现在国内做安全的都这么肆无忌惮吗？发现有漏洞就直接提交公布？

提交漏洞有奖励吧～ 发现漏洞 打补丁就可以。你和客户承诺售后 协商一下

难道要用你东西用出问题 再解决么

什么意思？没理解

@lifeintools 直接发布了，通过别的平台公布知道的，这难道没有侵犯我们的权益吗？

说不定客户请的渗透测试来砍价。

@Counter #3
意思就是，应该先通知作者，而不是在公共平台上公开发布。
后半段就比较恶心了，“难道要用你东西用出问题 再解决么” +1

其实讲道理，未授权的渗透测试告一个一个准。挂靠党政军的更是。直接跨省提人。敢公布一般都是实名制，能查到

@183387594 那公布了造成损失谁负责呢？协商都没有，直接发布。而且安全圈子各种平台，只要出现有就全网覆盖。

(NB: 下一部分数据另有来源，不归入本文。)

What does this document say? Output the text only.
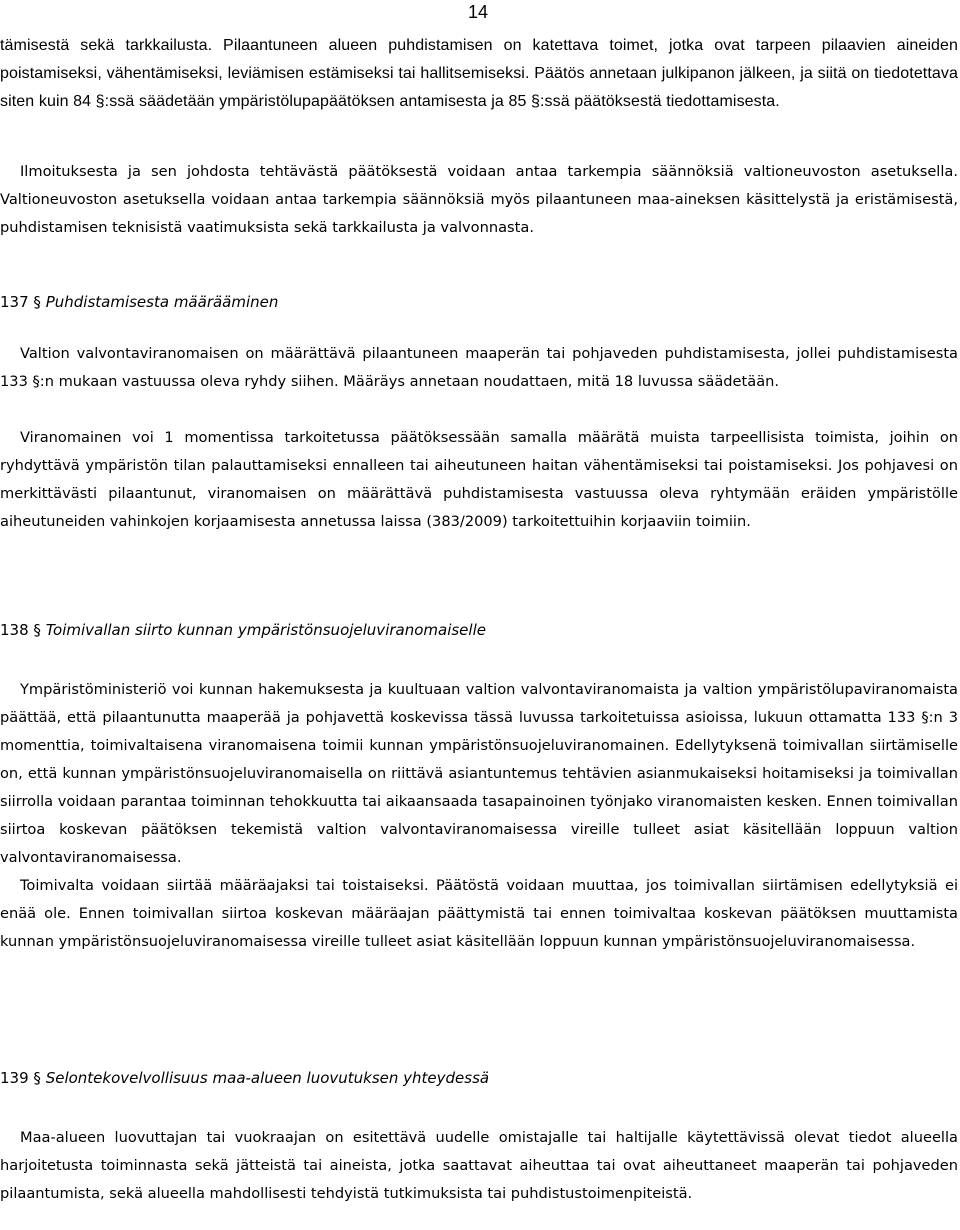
14

tämisestä sekä tarkkailusta. Pilaantuneen alueen puhdistamisen on katettava toimet, jotka ovat tarpeen pilaavien aineiden poistamiseksi, vähentämiseksi, leviämisen estämiseksi tai hallitsemiseksi. Päätös annetaan julkipanon jälkeen, ja siitä on tiedotettava siten kuin 84 §:ssä säädetään ympäristölupapäätöksen antamisesta ja 85 §:ssä päätöksestä tiedottamisesta.

Ilmoituksesta ja sen johdosta tehtävästä päätöksestä voidaan antaa tarkempia säännöksiä valtioneuvoston asetuksella. Valtioneuvoston asetuksella voidaan antaa tarkempia säännöksiä myös pilaantuneen maa-aineksen käsittelystä ja eristämisestä, puhdistamisen teknisistä vaatimuksista sekä tarkkailusta ja valvonnasta.

137 § Puhdistamisesta määrääminen

Valtion valvontaviranomaisen on määrättävä pilaantuneen maaperän tai pohjaveden puhdistamisesta, jollei puhdistamisesta 133 §:n mukaan vastuussa oleva ryhdy siihen. Määräys annetaan noudattaen, mitä 18 luvussa säädetään.

Viranomainen voi 1 momentissa tarkoitetussa päätöksessään samalla määrätä muista tarpeellisista toimista, joihin on ryhdyttävä ympäristön tilan palauttamiseksi ennalleen tai aiheutuneen haitan vähentämiseksi tai poistamiseksi. Jos pohjavesi on merkittävästi pilaantunut, viranomaisen on määrättävä puhdistamisesta vastuussa oleva ryhtymään eräiden ympäristölle aiheutuneiden vahinkojen korjaamisesta annetussa laissa (383/2009) tarkoitettuihin korjaaviin toimiin.

138 § Toimivallan siirto kunnan ympäristönsuojeluviranomaiselle

Ympäristöministeriö voi kunnan hakemuksesta ja kuultuaan valtion valvontaviranomaista ja valtion ympäristölupaviranomaista päättää, että pilaantunutta maaperää ja pohjavettä koskevissa tässä luvussa tarkoitetuissa asioissa, lukuun ottamatta 133 §:n 3 momenttia, toimivaltaisena viranomaisena toimii kunnan ympäristönsuojeluviranomainen. Edellytyksenä toimivallan siirtämiselle on, että kunnan ympäristönsuojeluviranomaisella on riittävä asiantuntemus tehtävien asianmukaiseksi hoitamiseksi ja toimivallan siirrolla voidaan parantaa toiminnan tehokkuutta tai aikaansaada tasapainoinen työnjako viranomaisten kesken. Ennen toimivallan siirtoa koskevan päätöksen tekemistä valtion valvontaviranomaisessa vireille tulleet asiat käsitellään loppuun valtion valvontaviranomaisessa.

Toimivalta voidaan siirtää määräajaksi tai toistaiseksi. Päätöstä voidaan muuttaa, jos toimivallan siirtämisen edellytyksiä ei enää ole. Ennen toimivallan siirtoa koskevan määräajan päättymistä tai ennen toimivaltaa koskevan päätöksen muuttamista kunnan ympäristönsuojeluviranomaisessa vireille tulleet asiat käsitellään loppuun kunnan ympäristönsuojeluviranomaisessa.

139 § Selontekovelvollisuus maa-alueen luovutuksen yhteydessä

Maa-alueen luovuttajan tai vuokraajan on esitettävä uudelle omistajalle tai haltijalle käytettävissä olevat tiedot alueella harjoitetusta toiminnasta sekä jätteistä tai aineista, jotka saattavat aiheuttaa tai ovat aiheuttaneet maaperän tai pohjaveden pilaantumista, sekä alueella mahdollisesti tehdyistä tutkimuksista tai puhdistustoimenpiteistä.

@est 真的吗？我改天就找律师，好多同行都是被他们搞怕了，本来开源都加密文件了。

我开始明白为什么国内乌云做不下去了

你研究下乌云怎么倒闭的, 原装操作

直接提交第三方的可能也是担心碰上世纪佳缘那一出？

@yukiww233 乌云也有时间轴的。向厂商反馈更新是必须做的一个步骤

@est 好像并不是未授权，他说是开源，开源白盒挖洞不就行了

@ferock 讲道理，不应该是厂家修复后再公布吗？他通知厂家，修复完，他公布，这个其实没啥矛盾，而且更安全，为啥就直接公布呢？实在搞不懂。

还记得大明湖畔的“乌云网站”吗？

@yukiww233 #10

劣根性，没办法。那还不如 github 直接提 issue 呢

@yukiww233 做法实在不考虑厂家客户利益关系，通知完就公布，其实都效益不大。windows 平台漏洞都是伴随着更新才发布的，难道直接就公布了漏洞让别人挖吗

@tocherrygo #15

他通知厂家，修复完，他公布
这个流程没问题。



可你描述的内容后半段吃香就有点难看了。
这显然不是问题本身的错啊，软件的 bug 问题就是客观存在的。
解决问题的办法就是解决掉提问题的人咯？

@ferock 那如果不存在利益关系，正常讨论漏洞修复，他们为何刺激漏洞提交而发布奖励？我要不关心客户利益，我们公司也得运营，也得花钱。不能说，我公司程序员写的 bug 被别人发现造成客户损失，反倒让公司程序员花钱赔吧？整个逻辑流程就是：系统做出来了，也给客户用了，被安全人员审计代码发现问题，提交漏洞平台，被其他人看见，利用漏洞造成客户损失，客户找我们赔偿。难道我们不应该找发布漏洞的人一个说法吗？我觉得安全平台发布漏洞存在问题，不应该把详细内容公布，另外还应该修复完再发布。